Out came my lethal pen. I killed off the hero. I had the girl cousin become the main character and the storyteller. She became the one who met and befriended the voluptuous dimwit. She sat helplessly by while the cad cousin made his plans, and a totally new hero came out of nowhere and wrapped the story up in a surprising and most satisfactory way. That story sold.

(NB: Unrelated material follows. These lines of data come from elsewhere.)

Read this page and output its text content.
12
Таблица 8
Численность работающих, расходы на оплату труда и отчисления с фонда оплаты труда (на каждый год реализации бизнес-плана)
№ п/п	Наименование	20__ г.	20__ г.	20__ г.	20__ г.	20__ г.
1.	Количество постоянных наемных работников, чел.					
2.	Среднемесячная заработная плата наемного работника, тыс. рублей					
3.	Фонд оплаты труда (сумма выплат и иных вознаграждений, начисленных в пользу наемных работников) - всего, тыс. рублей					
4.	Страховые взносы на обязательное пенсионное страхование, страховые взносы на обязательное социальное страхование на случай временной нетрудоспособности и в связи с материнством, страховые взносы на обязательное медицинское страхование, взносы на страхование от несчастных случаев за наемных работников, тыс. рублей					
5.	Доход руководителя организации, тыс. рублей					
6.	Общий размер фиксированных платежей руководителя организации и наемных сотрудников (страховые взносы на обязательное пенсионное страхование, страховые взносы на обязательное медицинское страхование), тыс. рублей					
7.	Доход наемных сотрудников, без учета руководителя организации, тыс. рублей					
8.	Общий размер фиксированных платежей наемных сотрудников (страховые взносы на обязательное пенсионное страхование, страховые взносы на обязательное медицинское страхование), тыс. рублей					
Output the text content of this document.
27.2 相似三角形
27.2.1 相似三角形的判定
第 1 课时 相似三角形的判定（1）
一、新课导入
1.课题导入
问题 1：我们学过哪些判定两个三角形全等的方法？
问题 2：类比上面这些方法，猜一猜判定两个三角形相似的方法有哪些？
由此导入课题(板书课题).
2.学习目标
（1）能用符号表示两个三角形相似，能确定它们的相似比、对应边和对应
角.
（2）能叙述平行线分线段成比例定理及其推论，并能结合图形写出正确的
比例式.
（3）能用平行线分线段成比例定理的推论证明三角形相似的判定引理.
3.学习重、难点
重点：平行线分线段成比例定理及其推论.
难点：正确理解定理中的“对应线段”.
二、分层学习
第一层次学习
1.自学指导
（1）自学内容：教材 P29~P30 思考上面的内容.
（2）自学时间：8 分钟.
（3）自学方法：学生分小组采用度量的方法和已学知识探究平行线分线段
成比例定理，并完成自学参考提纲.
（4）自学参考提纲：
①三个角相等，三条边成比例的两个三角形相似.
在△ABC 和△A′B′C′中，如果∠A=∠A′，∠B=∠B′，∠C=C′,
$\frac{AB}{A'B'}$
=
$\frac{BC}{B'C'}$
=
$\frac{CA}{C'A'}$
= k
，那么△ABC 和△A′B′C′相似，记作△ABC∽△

It is hard to mutilate your characters. It is hard to write fiction. You have to start with so little: a brief scene glimpsed; a sentence overhead; an old emotion suddenly remembered; an outstanding face; someone’s trite tale of woe or joy. From these small kernels you must create characters who are real; who act, react, and interact. But as a fiction writer you have one big advantage. If your characters are not right for the part, you can command them to change roles. They are your characters, and if it will make for a better story, you can make a handsome hero change places with an ugly girl. If there is something wrong with your mother, you can try her out as a father. If a big brother becomes too sentimental, you can tell him to be a little sister.

Be bossy with your characters. Shove them around. Be courageous. Pick up your pen and give them the order: “Everybody change places! Now!” While your pen is slashing—altering genders, changing ages, shifting loyalties—you’ll feel pain, and sometimes it won’t even work. But if it does—ah! Your labor will be forgotten in the knowledge that thousands will read your story; some will reread it; some will share it with friends; and some will never completely forget it.